The House of the Dead was originally published in Vremia (The Time), a magazine Dostoevski was editing: The serial publication perhaps encouraged the narrative’s loose structure. Dostoevski takes advantage of it to enter into numerous “digressions” which are as significant as Goryanchikov’s own story, though a contemporary reader may find them distracting, even as monotonous as prison life itself. The writer remains remarkably detached as he describes the horrors of prison life, though clearly Dostoevski himself was profoundly affected by it.
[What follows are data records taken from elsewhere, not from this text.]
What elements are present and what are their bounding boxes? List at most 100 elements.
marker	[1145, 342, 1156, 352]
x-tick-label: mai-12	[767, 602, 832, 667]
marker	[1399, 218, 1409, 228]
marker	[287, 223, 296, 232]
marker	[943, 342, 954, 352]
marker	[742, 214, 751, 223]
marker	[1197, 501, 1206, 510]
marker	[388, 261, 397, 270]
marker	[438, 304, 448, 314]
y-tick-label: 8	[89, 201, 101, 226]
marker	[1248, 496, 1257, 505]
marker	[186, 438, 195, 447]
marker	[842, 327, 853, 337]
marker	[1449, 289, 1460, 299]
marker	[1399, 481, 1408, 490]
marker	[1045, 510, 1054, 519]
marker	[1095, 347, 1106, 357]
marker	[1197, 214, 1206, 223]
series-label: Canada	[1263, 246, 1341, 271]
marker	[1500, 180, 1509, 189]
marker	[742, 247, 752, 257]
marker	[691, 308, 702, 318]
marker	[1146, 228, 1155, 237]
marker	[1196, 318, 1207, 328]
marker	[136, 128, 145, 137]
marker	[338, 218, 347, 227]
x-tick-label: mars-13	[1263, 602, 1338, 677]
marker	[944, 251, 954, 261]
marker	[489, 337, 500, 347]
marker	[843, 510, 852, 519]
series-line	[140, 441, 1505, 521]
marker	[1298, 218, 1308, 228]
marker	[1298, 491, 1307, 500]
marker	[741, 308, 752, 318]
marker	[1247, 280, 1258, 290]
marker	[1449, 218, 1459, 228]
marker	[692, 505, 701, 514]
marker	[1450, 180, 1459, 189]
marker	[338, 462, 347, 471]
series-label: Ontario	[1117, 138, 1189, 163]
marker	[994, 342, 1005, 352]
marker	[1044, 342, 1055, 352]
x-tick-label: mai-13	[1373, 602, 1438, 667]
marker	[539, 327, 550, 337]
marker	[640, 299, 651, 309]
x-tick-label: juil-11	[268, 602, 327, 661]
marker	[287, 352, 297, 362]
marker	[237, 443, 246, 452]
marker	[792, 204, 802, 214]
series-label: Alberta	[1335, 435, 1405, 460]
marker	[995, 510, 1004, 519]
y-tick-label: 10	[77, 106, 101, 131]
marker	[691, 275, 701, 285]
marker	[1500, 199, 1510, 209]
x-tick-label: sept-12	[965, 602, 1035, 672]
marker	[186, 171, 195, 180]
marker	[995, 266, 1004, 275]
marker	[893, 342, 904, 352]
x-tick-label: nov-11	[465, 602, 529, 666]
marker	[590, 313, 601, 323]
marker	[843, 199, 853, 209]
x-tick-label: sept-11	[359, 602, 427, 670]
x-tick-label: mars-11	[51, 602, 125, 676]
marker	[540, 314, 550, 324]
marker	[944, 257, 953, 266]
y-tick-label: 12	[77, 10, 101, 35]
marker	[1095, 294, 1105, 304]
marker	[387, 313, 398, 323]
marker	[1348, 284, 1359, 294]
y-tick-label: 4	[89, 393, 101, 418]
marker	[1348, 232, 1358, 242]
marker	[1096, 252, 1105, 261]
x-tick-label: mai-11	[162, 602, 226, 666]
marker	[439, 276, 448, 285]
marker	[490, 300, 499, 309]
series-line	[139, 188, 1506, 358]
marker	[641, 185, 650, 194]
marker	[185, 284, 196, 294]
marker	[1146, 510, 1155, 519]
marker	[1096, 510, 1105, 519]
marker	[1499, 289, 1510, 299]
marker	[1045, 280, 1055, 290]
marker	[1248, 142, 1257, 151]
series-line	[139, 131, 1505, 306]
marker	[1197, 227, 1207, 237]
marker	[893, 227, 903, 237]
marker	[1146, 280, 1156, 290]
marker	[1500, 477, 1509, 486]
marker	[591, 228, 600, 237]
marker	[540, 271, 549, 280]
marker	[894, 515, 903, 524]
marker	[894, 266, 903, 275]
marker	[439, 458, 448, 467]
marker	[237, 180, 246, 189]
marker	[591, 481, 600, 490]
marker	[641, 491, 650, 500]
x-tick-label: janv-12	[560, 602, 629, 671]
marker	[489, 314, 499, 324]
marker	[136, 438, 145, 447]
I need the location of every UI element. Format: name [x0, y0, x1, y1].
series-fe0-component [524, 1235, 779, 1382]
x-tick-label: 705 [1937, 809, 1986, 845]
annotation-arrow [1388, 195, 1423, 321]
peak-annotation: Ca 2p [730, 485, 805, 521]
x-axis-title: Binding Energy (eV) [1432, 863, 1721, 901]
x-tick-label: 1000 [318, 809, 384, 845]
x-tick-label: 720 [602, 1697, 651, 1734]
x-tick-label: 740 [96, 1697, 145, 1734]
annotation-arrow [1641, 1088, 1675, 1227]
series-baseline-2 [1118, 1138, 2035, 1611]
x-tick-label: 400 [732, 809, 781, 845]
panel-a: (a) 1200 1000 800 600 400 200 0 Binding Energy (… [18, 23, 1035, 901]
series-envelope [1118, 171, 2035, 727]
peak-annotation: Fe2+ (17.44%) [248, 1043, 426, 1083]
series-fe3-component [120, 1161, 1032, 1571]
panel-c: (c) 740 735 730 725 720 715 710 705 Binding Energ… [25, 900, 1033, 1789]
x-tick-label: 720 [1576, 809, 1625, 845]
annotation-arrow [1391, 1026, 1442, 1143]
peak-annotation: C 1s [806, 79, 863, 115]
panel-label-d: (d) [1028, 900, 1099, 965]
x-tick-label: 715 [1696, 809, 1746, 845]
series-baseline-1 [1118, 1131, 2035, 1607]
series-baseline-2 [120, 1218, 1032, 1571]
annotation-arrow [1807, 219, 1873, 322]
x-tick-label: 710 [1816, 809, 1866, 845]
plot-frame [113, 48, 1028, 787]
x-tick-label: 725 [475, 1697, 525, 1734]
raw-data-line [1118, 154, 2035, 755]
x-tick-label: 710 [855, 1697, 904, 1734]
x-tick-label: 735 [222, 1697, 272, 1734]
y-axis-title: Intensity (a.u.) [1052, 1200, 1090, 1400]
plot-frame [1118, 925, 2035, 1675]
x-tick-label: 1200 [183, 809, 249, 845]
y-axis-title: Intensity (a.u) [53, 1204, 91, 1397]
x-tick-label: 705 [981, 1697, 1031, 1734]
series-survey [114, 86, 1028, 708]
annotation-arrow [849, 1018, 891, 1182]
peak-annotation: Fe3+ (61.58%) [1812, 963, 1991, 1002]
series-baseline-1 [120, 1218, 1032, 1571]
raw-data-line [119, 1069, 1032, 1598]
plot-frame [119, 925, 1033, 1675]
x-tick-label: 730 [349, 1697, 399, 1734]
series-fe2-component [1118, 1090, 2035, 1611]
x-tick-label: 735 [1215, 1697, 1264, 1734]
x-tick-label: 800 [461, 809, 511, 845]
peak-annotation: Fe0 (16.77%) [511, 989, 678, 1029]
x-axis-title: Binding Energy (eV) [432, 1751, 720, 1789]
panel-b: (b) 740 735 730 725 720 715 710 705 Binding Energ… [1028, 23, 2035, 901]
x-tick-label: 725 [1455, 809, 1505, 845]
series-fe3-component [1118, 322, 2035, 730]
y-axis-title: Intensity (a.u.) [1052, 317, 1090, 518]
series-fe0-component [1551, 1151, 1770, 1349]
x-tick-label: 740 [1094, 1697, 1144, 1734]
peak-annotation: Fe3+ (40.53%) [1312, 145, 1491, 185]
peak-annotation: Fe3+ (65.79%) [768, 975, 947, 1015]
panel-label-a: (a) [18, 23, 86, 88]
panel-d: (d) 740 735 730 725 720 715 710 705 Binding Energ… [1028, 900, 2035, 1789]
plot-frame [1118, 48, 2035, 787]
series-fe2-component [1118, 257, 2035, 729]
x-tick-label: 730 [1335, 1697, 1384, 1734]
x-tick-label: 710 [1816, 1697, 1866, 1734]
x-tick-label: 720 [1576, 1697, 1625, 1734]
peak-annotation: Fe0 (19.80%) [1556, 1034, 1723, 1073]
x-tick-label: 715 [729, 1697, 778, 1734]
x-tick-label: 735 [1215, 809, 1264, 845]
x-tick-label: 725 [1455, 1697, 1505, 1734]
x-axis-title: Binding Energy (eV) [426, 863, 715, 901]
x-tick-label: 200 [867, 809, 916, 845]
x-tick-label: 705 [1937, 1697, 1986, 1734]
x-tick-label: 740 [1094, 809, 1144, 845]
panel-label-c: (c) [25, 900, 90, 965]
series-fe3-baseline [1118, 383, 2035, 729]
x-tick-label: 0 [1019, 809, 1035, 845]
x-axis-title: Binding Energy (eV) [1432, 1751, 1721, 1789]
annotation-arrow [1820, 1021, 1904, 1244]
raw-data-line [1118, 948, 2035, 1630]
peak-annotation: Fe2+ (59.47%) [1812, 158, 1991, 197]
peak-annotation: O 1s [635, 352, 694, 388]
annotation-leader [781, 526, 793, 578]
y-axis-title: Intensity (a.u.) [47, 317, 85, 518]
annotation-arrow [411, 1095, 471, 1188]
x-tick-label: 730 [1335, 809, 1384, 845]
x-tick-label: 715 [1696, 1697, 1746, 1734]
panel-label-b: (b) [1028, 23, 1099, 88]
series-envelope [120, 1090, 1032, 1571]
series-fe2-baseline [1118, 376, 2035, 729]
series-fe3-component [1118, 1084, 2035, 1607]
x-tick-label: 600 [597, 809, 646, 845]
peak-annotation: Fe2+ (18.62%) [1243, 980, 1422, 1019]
When the tone does become more emotional, the reader senses more readily the importance of the topic.

As the discussions of plot and character indicate, much of Dostoevski’s meaning is conveyed through his character sketches. The centrality of freedom to human dignity, the inherent strength and integrity of the Russian common man, the terrible injustices wrought by the penal system, the importance of Christianity as a response to a nightmarish existence—all these ideas are embodied in figures such as Akim Akimovich, Sushilov, the major, and, finally, Goryanchikov as he develops through the narrative. While only sketchily developed, the narrator of the frame story also contributes to the main story’s meaning. His sympathetic but uncomprehending interest in Goryanchikov and his superficial, “progressive” outlook underscore Dostoevski’s criticism of liberal, “Western” notions intruding into Russian culture.

The narrative outlines a descent into hell and a “resurrection” or return to the world. At points, such as the bath scene and the description of Christmas, the author’s Dantesque intent becomes clear. Yet with no Vergil to guide him and no imposed structure, such as the circles of the Inferno, Goryanchikov must rely upon repetition of the central themes. With a censor to get around, the former radical Dostoevski must rely on the reader to infer the author’s anger at the prison system; the book itself never explicitly calls for penal reform. Rather, it focuses upon the system’s horrors and the prisoners’ remarkable physical and spiritual resilience.